- Born: Oregon
- Education: Iowa Writers' Workshop
- Occupation: Writer
- Relatives: Benjamin Percy (brother)
- Website: www.jenpercy.com

= Jennifer Percy =

American writer

Jennifer Percy is an American writer. Her work has been published in The New York Times, Harper's, and The New Republic.

== Career ==

Jen Percy is a graduate of the Iowa Writers' Workshop, where she received a Truman Capote Fellowship in fiction. She also received an Iowa Arts Fellowship from Iowa’s Nonfiction Writing Program. She won of a Pushcart Prize, and a grant from the National Endowment for the Arts, and MacDowell Foundation.

Her work has appeared in a number of magazines, including Harper’s, The New Republic, and The Oxford American. She has taught writing at New York University and Columbia University.

Percy's first book, Demon Camp: A Soldier's Exorcism, was published in 2014 by Simon and Schuster and was reviewed by The New York Times.

The book focuses on post-traumatic stress disorder and what it means to be haunted by trauma. Percy drew inspiration from a newspaper article the suicide of a man haunted by an Iraqi soldier he’d killed, talking to his ghost every night. She too became almost haunted by bats which were seemingly following her.
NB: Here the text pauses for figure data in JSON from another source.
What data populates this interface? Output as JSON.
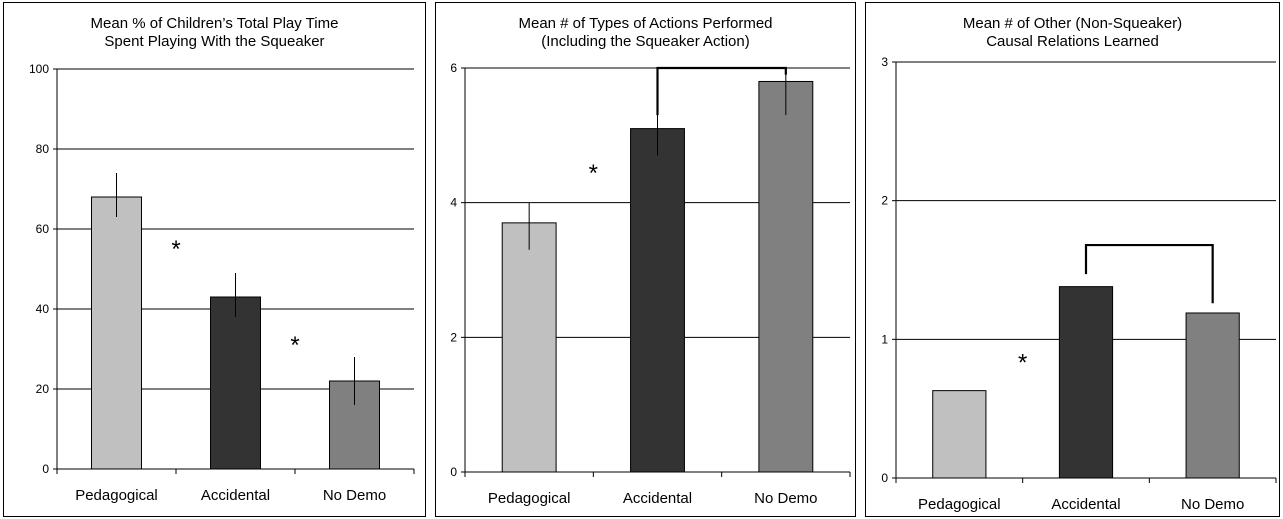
{
  "chart_data": [
    {
      "type": "bar",
      "title_lines": [
        "Mean % of Children’s Total Play Time",
        "Spent Playing With the Squeaker"
      ],
      "categories": [
        "Pedagogical",
        "Accidental",
        "No Demo"
      ],
      "values": [
        68,
        43,
        22
      ],
      "error": [
        [
          63,
          74
        ],
        [
          38,
          49
        ],
        [
          16,
          28
        ]
      ],
      "ylim": [
        0,
        100
      ],
      "yticks": [
        0,
        20,
        40,
        60,
        80,
        100
      ],
      "ytick_labels": [
        "0",
        "20",
        "40",
        "60",
        "80",
        "100"
      ],
      "grid": true,
      "colors": [
        "#c0c0c0",
        "#333333",
        "#808080"
      ],
      "annotations": [
        {
          "text": "*",
          "x": 0.5,
          "y": 56
        },
        {
          "text": "*",
          "x": 1.5,
          "y": 32
        }
      ],
      "brackets": []
    },
    {
      "type": "bar",
      "title_lines": [
        "Mean # of Types of Actions Performed",
        "(Including the Squeaker Action)"
      ],
      "categories": [
        "Pedagogical",
        "Accidental",
        "No Demo"
      ],
      "values": [
        3.7,
        5.1,
        5.8
      ],
      "error": [
        [
          3.3,
          4.0
        ],
        [
          4.7,
          5.45
        ],
        [
          5.3,
          5.9
        ]
      ],
      "ylim": [
        0,
        6
      ],
      "yticks": [
        0,
        2,
        4,
        6
      ],
      "ytick_labels": [
        "0",
        "2",
        "4",
        "6"
      ],
      "grid": true,
      "colors": [
        "#c0c0c0",
        "#333333",
        "#808080"
      ],
      "annotations": [
        {
          "text": "*",
          "x": 0.5,
          "y": 4.5
        }
      ],
      "brackets": [
        {
          "from": 1,
          "to": 2,
          "y": 6.0,
          "drop_from": 5.3,
          "drop_to": 5.9
        }
      ]
    },
    {
      "type": "bar",
      "title_lines": [
        "Mean # of Other (Non-Squeaker)",
        "Causal Relations Learned"
      ],
      "categories": [
        "Pedagogical",
        "Accidental",
        "No Demo"
      ],
      "values": [
        0.63,
        1.38,
        1.19
      ],
      "error": [],
      "ylim": [
        0,
        3
      ],
      "yticks": [
        0,
        1,
        2,
        3
      ],
      "ytick_labels": [
        "0",
        "1",
        "2",
        "3"
      ],
      "grid": true,
      "colors": [
        "#c0c0c0",
        "#333333",
        "#808080"
      ],
      "annotations": [
        {
          "text": "*",
          "x": 0.5,
          "y": 0.86
        }
      ],
      "brackets": [
        {
          "from": 1,
          "to": 2,
          "y": 1.68,
          "drop_from": 1.47,
          "drop_to": 1.26
        }
      ]
    }
  ]
}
One morning, she found a cereal bowl with a dead bat in the milk.

== Awards and honors ==

In 2012, Percy received a grant from the National Endowment for the Arts. In 2013, she won a Pushcart Prize.

In 2017, she won the National Magazine Award for Feature Writing.

In 2020, she was honored with a Dart Center award.

== Works ==
- "Demon Camp" (2015)
- "Girls Play Dead" (2025)

== Personal life ==

Jen's brother is writer Benjamin Percy.